# New Charcoal too much smoke any ideas?



## the dude abides (Aug 7, 2010)

Hey SMF'ers,

I'm using a new locally made lump charcoal.  In hindsight I should've just went and bought something different when I saw what I saw when I opened the bag.  This stuff looks like chunks of lumber that's been run through a kiln.  The bag says it's 100% oak.  The guy at the BBQ place said he used and really liked it. 

Anyhow, it's been burning for a couple of hours now in my WSM using the minion method.  I haven't added any chunks for flavoring and this thing is smoking to beat all heck.  I tried closing off the vents to choke it out a bit but that just dropped my temps.  So I opened them back up and along with the temps coming back so did the white billowing smoke. 

I've got 20 people coming for dinner.  I've got 9lbs of pastrami and a 5lb boneless butt on now.  I've got some split chicken breasts rubbed down to go on later and getting ready to prep a fatty or two and some SPAM (kids request).

Any ideas on killing the smoke?  I'm at a loss.

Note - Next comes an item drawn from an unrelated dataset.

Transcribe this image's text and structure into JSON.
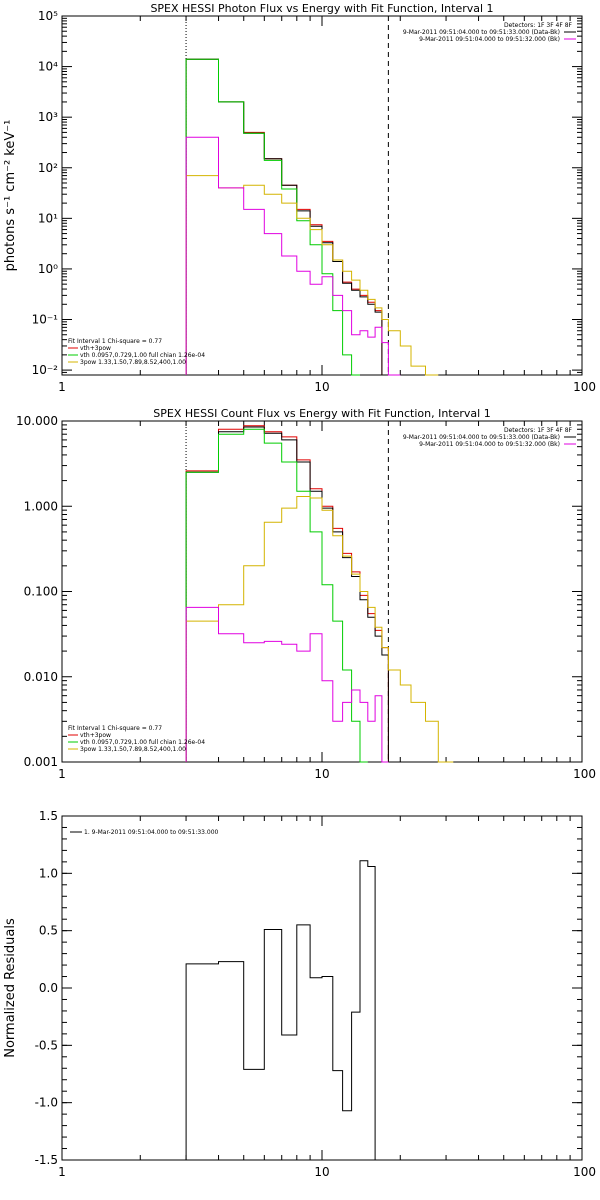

Here's a photo of the stuff if you can make it out.


----------



## the dude abides (Aug 7, 2010)

Well a little while after I made this initial post the smoke calmed down a little.  Enought that I was able to add a couple of chunks of apple to the mix.

Then a couple of hours after that.  I had to disassemble to get the chicken onto the bottom rack.  Almost instantly there were flames shooting up around my water pan.  It was apart for about 15 minutes while I went ahead and foiled the 2 pastramis and the butt and added the 2 fatties.  Then that crap started chugging out smoke like damned train.  Hopefully this can all be saved.

Cross your fingers for me.  Company should be here soon, so I'll update with qview probably tomorrow.

Out


----------



## eman (Aug 7, 2010)

Sounds like ya got ahold of some crappy chunks of coal.

 Lesson learned? Stick with the ones that brung ya.

 Glad ta have ya back and kickin Dude!!!!


----------